Readers may notice that in Polkadot EVM Collective's membership design, we only have two ranks, junior members (with vote power correspond to rank I), and senior members (with vote power correspond to rank III). We designed this to be a flat ranking system. This is in contrast to the Polkadot Fellowship Collective where we have a deep ranking system, with 7-9 ranks.
We use a flat ranking system due to the practicality of the Polkadot EVM Collective, that we want to ensure that majority of members are actually on-board with a certain motion. The EVM collective deals less with visionary changes, but more with the practical reality of making EVM work well on Polkadot. We want to ensure that, for example, EVM metering changes done specifically for Polkadot are properly reviewed, that precompiles can work with each other, and that EVM contracts across different parachains can interop. It is therefore really important to ensure that members are actually on-board, without the risk if a really senior member disagrees with everyone else.

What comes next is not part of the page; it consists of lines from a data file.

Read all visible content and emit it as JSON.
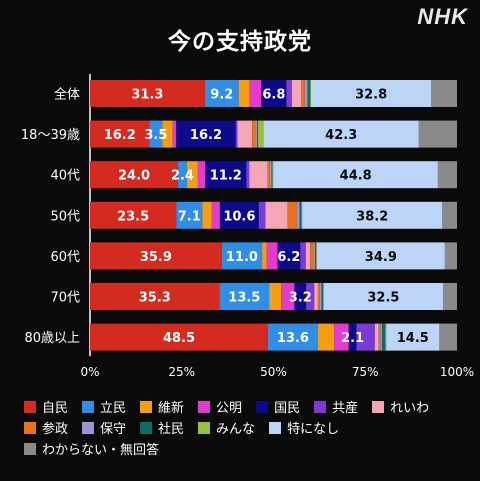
{
  "header": {
    "title": "今の支持政党",
    "brand": "NHK"
  },
  "chart_data": {
    "type": "bar",
    "stacked": true,
    "orientation": "horizontal",
    "title": "今の支持政党",
    "categories": [
      "全体",
      "18～39歳",
      "40代",
      "50代",
      "60代",
      "70代",
      "80歳以上"
    ],
    "xlim": [
      0,
      100
    ],
    "xticks": [
      "0%",
      "25%",
      "50%",
      "75%",
      "100%"
    ],
    "grid": false,
    "legend_position": "bottom",
    "series": [
      {
        "name": "自民",
        "color": "#d42a20",
        "values": [
          31.3,
          16.2,
          24.0,
          23.5,
          35.9,
          35.3,
          48.5
        ]
      },
      {
        "name": "立民",
        "color": "#2f8fe6",
        "values": [
          9.2,
          3.5,
          2.4,
          7.1,
          11.0,
          13.5,
          13.6
        ]
      },
      {
        "name": "維新",
        "color": "#f59f10",
        "values": [
          3.0,
          2.8,
          3.0,
          2.6,
          1.2,
          3.3,
          4.4
        ]
      },
      {
        "name": "公明",
        "color": "#e43ad0",
        "values": [
          3.2,
          1.0,
          2.0,
          2.2,
          3.0,
          3.6,
          4.0
        ]
      },
      {
        "name": "国民",
        "color": "#0c0a8c",
        "values": [
          6.8,
          16.2,
          11.2,
          10.6,
          6.2,
          3.2,
          2.1
        ]
      },
      {
        "name": "共産",
        "color": "#7a3bd6",
        "values": [
          1.5,
          0.5,
          0.8,
          1.8,
          1.5,
          2.2,
          5.0
        ]
      },
      {
        "name": "れいわ",
        "color": "#f4a6b6",
        "values": [
          2.5,
          4.0,
          5.0,
          6.0,
          1.2,
          1.0,
          1.0
        ]
      },
      {
        "name": "参政",
        "color": "#e8711a",
        "values": [
          1.0,
          0.8,
          0.6,
          2.5,
          0.8,
          0.5,
          0.5
        ]
      },
      {
        "name": "保守",
        "color": "#9b92d8",
        "values": [
          0.8,
          0.5,
          0.5,
          0.8,
          0.5,
          0.5,
          0.5
        ]
      },
      {
        "name": "社民",
        "color": "#0b6d66",
        "values": [
          0.7,
          0.3,
          0.2,
          0.5,
          0.3,
          0.4,
          0.9
        ]
      },
      {
        "name": "みんな",
        "color": "#96c235",
        "values": [
          0.2,
          1.5,
          0.3,
          0.2,
          0.2,
          0.2,
          0.2
        ]
      },
      {
        "name": "特になし",
        "color": "#bcd5f7",
        "values": [
          32.8,
          42.3,
          44.8,
          38.2,
          34.9,
          32.5,
          14.5
        ]
      },
      {
        "name": "わからない・無回答",
        "color": "#8a8a8a",
        "values": [
          7.0,
          10.4,
          5.2,
          4.0,
          3.3,
          3.8,
          4.8
        ]
      }
    ],
    "data_labels": [
      {
        "category": 0,
        "series": 0,
        "text": "31.3"
      },
      {
        "category": 0,
        "series": 1,
        "text": "9.2"
      },
      {
        "category": 0,
        "series": 4,
        "text": "6.8"
      },
      {
        "category": 0,
        "series": 11,
        "text": "32.8"
      },
      {
        "category": 1,
        "series": 0,
        "text": "16.2"
      },
      {
        "category": 1,
        "series": 1,
        "text": "3.5"
      },
      {
        "category": 1,
        "series": 4,
        "text": "16.2"
      },
      {
        "category": 1,
        "series": 11,
        "text": "42.3"
      },
      {
        "category": 2,
        "series": 0,
        "text": "24.0"
      },
      {
        "category": 2,
        "series": 1,
        "text": "2.4"
      },
      {
        "category": 2,
        "series": 4,
        "text": "11.2"
      },
      {
        "category": 2,
        "series": 11,
        "text": "44.8"
      },
      {
        "category": 3,
        "series": 0,
        "text": "23.5"
      },
      {
        "category": 3,
        "series": 1,
        "text": "7.1"
      },
      {
        "category": 3,
        "series": 4,
        "text": "10.6"
      },
      {
        "category": 3,
        "series": 11,
        "text": "38.2"
      },
      {
        "category": 4,
        "series": 0,
        "text": "35.9"
      },
      {
        "category": 4,
        "series": 1,
        "text": "11.0"
      },
      {
        "category": 4,
        "series": 4,
        "text": "6.2"
      },
      {
        "category": 4,
        "series": 11,
        "text": "34.9"
      },
      {
        "category": 5,
        "series": 0,
        "text": "35.3"
      },
      {
        "category": 5,
        "series": 1,
        "text": "13.5"
      },
      {
        "category": 5,
        "series": 4,
        "text": "3.2"
      },
      {
        "category": 5,
        "series": 11,
        "text": "32.5"
      },
      {
        "category": 6,
        "series": 0,
        "text": "48.5"
      },
      {
        "category": 6,
        "series": 1,
        "text": "13.6"
      },
      {
        "category": 6,
        "series": 4,
        "text": "2.1"
      },
      {
        "category": 6,
        "series": 11,
        "text": "14.5"
      }
    ]
  }
}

Rank only defines a member's voting power. We introduced a separate concept, called roles, to define a member's responsibilities within the collective. Any financial incentives or benefits of a member is associated with a role, but not a rank. A role can be a project maintainer, an RFC editor, a community spokesperson, or a special task-force. Compared with the design of the Fellowship collective, which relies on a linear scale of ranks, the separate concept of roles makes it significantly easier to assess a member, and determine whether she or he is sufficiently carrying out the duty.